Seconds turned into minutes. Spitter didn’t raise his gun. Every now and then the whoosh of an oblivious motorist cut into the silence.

Mero Mero said, “It’s cool. Es chida.” And his minions relaxed their arms.

I breathed sweet, dusty air.

Peralta lowered the .45, kept it out, and I did the same with my two life-preservers.

“Is this the girl?” Mero Mero said.

Peralta nodded.

“Let me look at you, chica.”

Robin stepped from behind me and the top dog evaluated her with a lascivious smile.

“I don’t know you, chica. I might like to.”

“Quit fucking around,” Peralta said.

“Let me tell you something, ex-lawman. I only come out here because my uncle owes a favor to Guillermo. I don’t owe you shit.” He pulled off his cap and scratched his short hair. “But, what the fuck, I don’t know this girl. Don’t know anything about her. Don’t have anything against her. Should I?”

“No,” Peralta said. He holstered his weapon. I knew it was a gesture, and I kept mine ready to rock although down at my sides. He said, “I know you’re not a gangster like the mayates,” he said. “You’re a warrior.” One of the men ran his hand across an elaborate tattoo on his upper arm. I could make out a feathered helmet and a profile.

Peralta went on, “I’m a warrior, too. Maybe different sides, but a warrior. My Aztec blood is as pure as yours.”

“What are you saying?”

“Warrior-to-warrior, your boys sent her a severed head. That’s disrespectful. She’s a civilian. She’s not a part of our war.”

“What the fuck?” Genuine surprise melted his gang face. “We didn’t…”

I said, “You didn’t send her a severed head? Why did you have one of your homeboys watching my house?” I even gave him the address.

He blinked hard and shook his head. “I don’t even know you.”

Peralta honed in. “Am I talking to Mero Mero or not?”

The gang face returned, full of something to prove.

“I hope so,” Peralta said.

“I speak with authority,” the man said with great formality. “I don’t know either of these gabachos. Warrior-to-warrior, La Familia has nothing…”

His next word was lost in the bright red fog that suddenly came out of his head. The gold cross around his neck shimmered brightly.

Then we heard the explosion.

I didn’t think or hesitate. I just tackled Robin, drove her to the pavement, and lay on top of her, even before Peralta yelled, “Down!”

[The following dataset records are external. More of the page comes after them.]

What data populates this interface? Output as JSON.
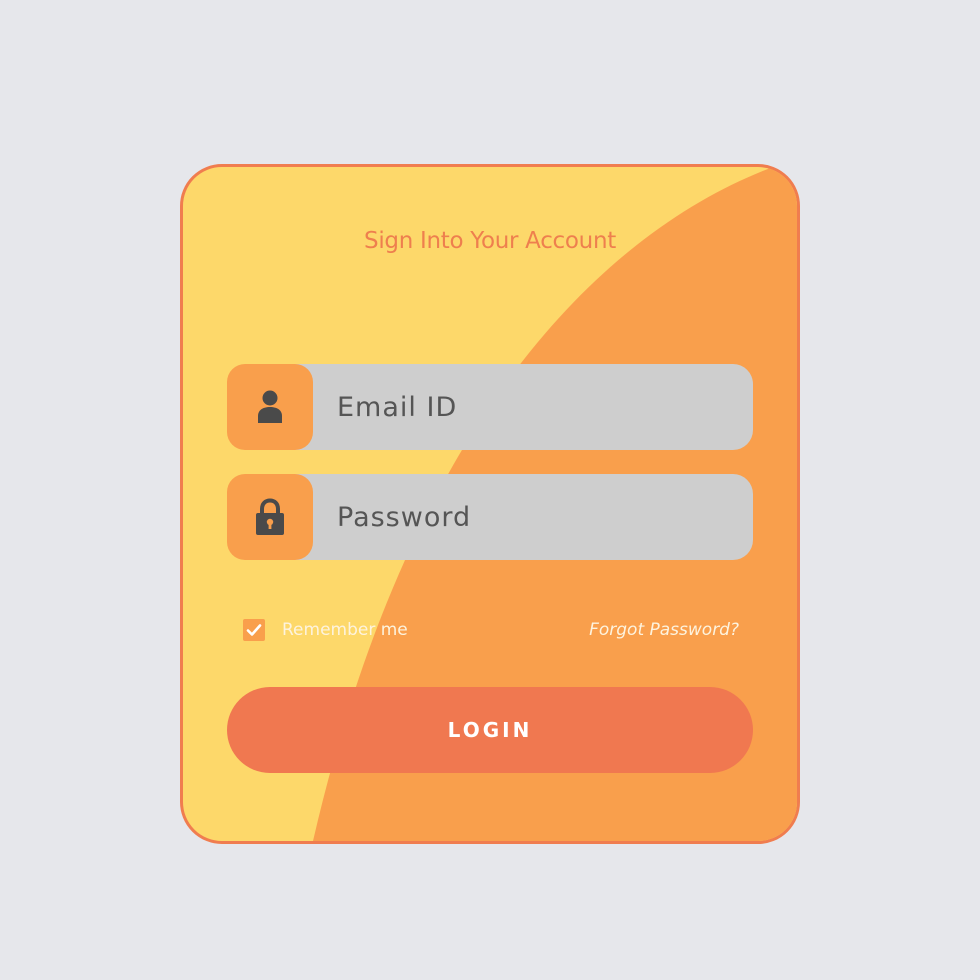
{
  "colors": {
    "page_background": "#e6e7eb",
    "card_yellow": "#fdd86a",
    "card_orange": "#f99f4c",
    "card_border": "#f07d4f",
    "accent_coral": "#f07850",
    "input_gray": "#cecece",
    "icon_dark": "#4a4a4a"
  },
  "login_card": {
    "title": "Sign Into Your Account",
    "email_field": {
      "icon": "user-icon",
      "placeholder": "Email ID",
      "value": ""
    },
    "password_field": {
      "icon": "lock-icon",
      "placeholder": "Password",
      "value": ""
    },
    "remember_me": {
      "label": "Remember me",
      "checked": true
    },
    "forgot_password_label": "Forgot Password?",
    "login_button_label": "LOGIN"
  }
}
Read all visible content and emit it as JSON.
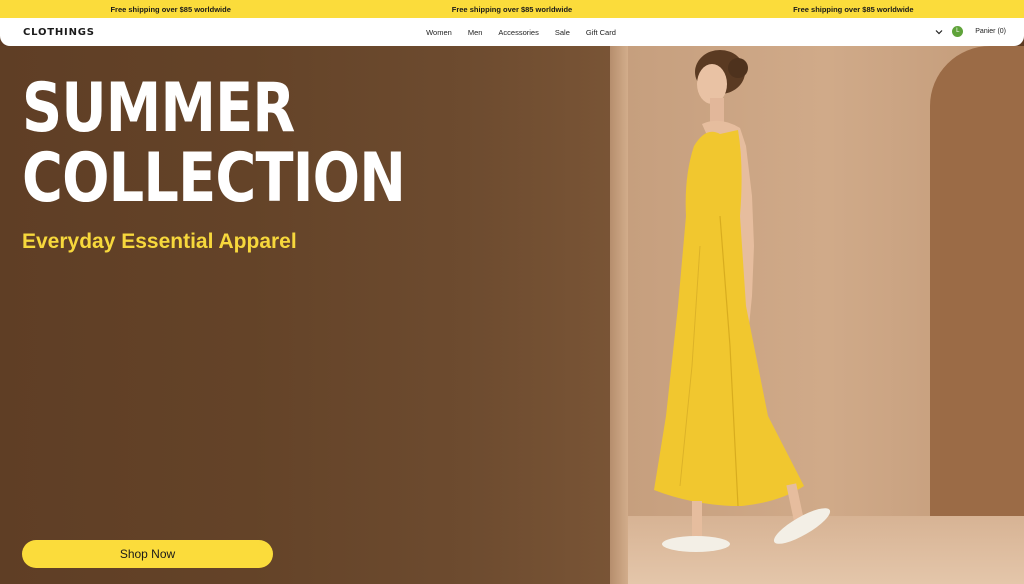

From the surface of the parking lot, I watched Mero Mero’s crew enjoy a last moment of confusion, not knowing whether to rush to their fallen leader, open fire on us, or heed Peralta’s commands. They did none of these, and each one succumbed to head shots. One, two, three…gone. That fast. Each shot involved a deep, artillery-like concussion and echo.

I stayed on top of Robin and she didn’t move. My heart was about to jerk free of my chest and run across the parking lot. The headlights from the vehicles now seemed like an especially bad idea. Peralta’s truck seemed a football field away.

“That’s a .50-cal sniper rifle,” Peralta said, crouched and searching with the barrel of his sidearm. “He’s got a flash suppressor. Maybe he’s on the roof.”

Then the shots stopped.

Peralta didn’t wait long. “Back to the truck,” he ordered, in the voice of the Army Ranger that he once was. I ran with my hands on Robin, shielding her. My back felt gigantic and vulnerable. We reached the truck in seconds, propelled by gallons of adrenaline, and climbed inside.

After making sure Robin was no more than bruised from me pushing her down, I pulled out my cell.

“What are you doing?” Peralta took it from my hand.

“Calling 911. What else should we do?”

We had always been the law. Our obligation, once the civilian was secure, was to pursue the shooter. Peralta just looked at me as if it was a stupid question.

“We get the fuck out of here.”

He dropped the truck into gear and roared out, turned west, and picked up the 101 beltway that would take us back to the center city.